Doch an wen sollen sich Betroffene wenden, wenn sie den Verdacht haben, depressiv zu sein? Psychotherapeuten und Ärzte sollten die ersten Ansprechpartner sein. Welche Behandlungsmöglichkeiten dann ausgeschöpft werden – Psychotherapie, Antidepressiva oder eine Kombination beider Methoden – entscheidet Art und Schwere der Depression.

Erstmalig nennt die Leitlinie auch niederschwellige Behandlungsangebote, die Patienten mit Depressionen eigeninitiativ nutzen können: „Selbsthilfe-Manuale, DVDs oder Online-Programme mit Übungen und Anregungen, die auf psychotherapeutischen Verfahren beruhen“. Es gebe durchaus Studien, die Hinweise lieferten, dass auch solche Methoden eine Depression besserten. Vorteil dieser Methoden ist, dass Patienten leichten Zugang zu ihnen haben. Die Leitlinie sieht hierin klar keinen Ersatz für den Psychotherapeuten oder den Arzt. Vielmehr eine ergänzende Maßnahme, die Patienten zusätzlich unterstützen können.

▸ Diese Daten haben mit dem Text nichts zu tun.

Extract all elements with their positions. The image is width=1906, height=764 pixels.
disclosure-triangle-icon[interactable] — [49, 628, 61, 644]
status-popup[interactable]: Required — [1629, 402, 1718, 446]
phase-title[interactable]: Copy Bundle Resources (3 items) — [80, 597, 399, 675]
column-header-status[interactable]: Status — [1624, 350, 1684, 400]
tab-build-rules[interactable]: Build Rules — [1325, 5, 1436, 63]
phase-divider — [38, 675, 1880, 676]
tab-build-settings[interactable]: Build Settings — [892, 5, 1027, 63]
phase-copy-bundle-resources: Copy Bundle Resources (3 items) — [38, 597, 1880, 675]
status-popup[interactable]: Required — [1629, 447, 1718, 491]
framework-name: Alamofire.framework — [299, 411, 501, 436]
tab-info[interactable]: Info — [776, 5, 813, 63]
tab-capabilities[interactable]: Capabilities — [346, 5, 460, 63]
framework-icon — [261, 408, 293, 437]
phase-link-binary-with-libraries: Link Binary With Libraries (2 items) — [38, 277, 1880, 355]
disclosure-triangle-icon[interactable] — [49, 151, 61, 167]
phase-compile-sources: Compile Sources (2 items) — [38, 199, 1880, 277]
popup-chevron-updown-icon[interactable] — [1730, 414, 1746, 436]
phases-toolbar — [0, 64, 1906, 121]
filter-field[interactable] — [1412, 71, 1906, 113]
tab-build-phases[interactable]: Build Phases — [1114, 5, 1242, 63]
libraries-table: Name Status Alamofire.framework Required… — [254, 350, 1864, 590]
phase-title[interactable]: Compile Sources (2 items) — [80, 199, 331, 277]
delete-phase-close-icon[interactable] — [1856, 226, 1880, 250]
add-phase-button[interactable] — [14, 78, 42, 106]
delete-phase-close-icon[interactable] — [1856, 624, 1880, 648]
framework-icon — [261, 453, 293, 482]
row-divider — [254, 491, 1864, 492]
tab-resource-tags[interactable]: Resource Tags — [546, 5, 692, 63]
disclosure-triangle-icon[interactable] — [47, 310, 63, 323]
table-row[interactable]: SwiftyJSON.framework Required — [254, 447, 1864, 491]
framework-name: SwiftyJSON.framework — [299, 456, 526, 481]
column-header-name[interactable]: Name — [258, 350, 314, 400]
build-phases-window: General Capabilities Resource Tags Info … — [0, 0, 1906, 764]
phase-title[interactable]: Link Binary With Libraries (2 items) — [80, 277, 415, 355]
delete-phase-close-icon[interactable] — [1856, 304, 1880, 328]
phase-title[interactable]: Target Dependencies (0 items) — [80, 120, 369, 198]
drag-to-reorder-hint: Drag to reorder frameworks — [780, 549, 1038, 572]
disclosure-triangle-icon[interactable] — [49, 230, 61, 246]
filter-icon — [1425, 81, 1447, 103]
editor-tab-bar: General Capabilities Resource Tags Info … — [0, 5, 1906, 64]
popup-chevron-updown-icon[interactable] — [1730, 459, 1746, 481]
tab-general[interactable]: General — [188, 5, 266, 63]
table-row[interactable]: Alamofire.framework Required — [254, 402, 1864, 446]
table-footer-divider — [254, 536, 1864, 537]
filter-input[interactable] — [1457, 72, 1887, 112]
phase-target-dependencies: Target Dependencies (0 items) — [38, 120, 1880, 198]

Konkrete Angebote macht die Leitlinie auch Patienten, wenn diese Kontakte zu Beratungsstellen oder zu Selbsthilfegruppen suchen.

Sind Patientenleitlinien so gut wie Expertenleitlinien?

Die Empfehlungen der Leitlinien sind wissenschaftlich fundiert. Sie orientieren sich an der Nationalen Versorgungsleitlinie „Unipolare Depression“, die erst im November 2015 aktualisiert wurde. Die Leitlinie für Patienten enthält somit die gleichen Expertenempfehlungen, ist nur sprachlich an die Zielgruppe der „Nichtmediziner“ angepasst. Zusätzlich gibt es am Ende der Patientenleitlinie ein Wörterbuch, das medizinische Fachbegriffe nochmals erklärt.

Patienten sollen Medikationsplan fordern

Dass die Leitlinie brandaktuell ist, zeigt ein vorbildlicher Hinweis auf den Medikationsplan. Patienten, die dauerhaft mindestens drei Arzneimittel einnehmen, haben seit dem 1. Oktober dieses Jahres gesetzlichen Anspruch auf einen Medikationsplan. Patienten erhalten diesen von ihrem behandelnden Arzt. Das könne auch bereits bei der Diagnosefindung hilfreich sein, da auch Arzneimittel Depressionen verursachen können.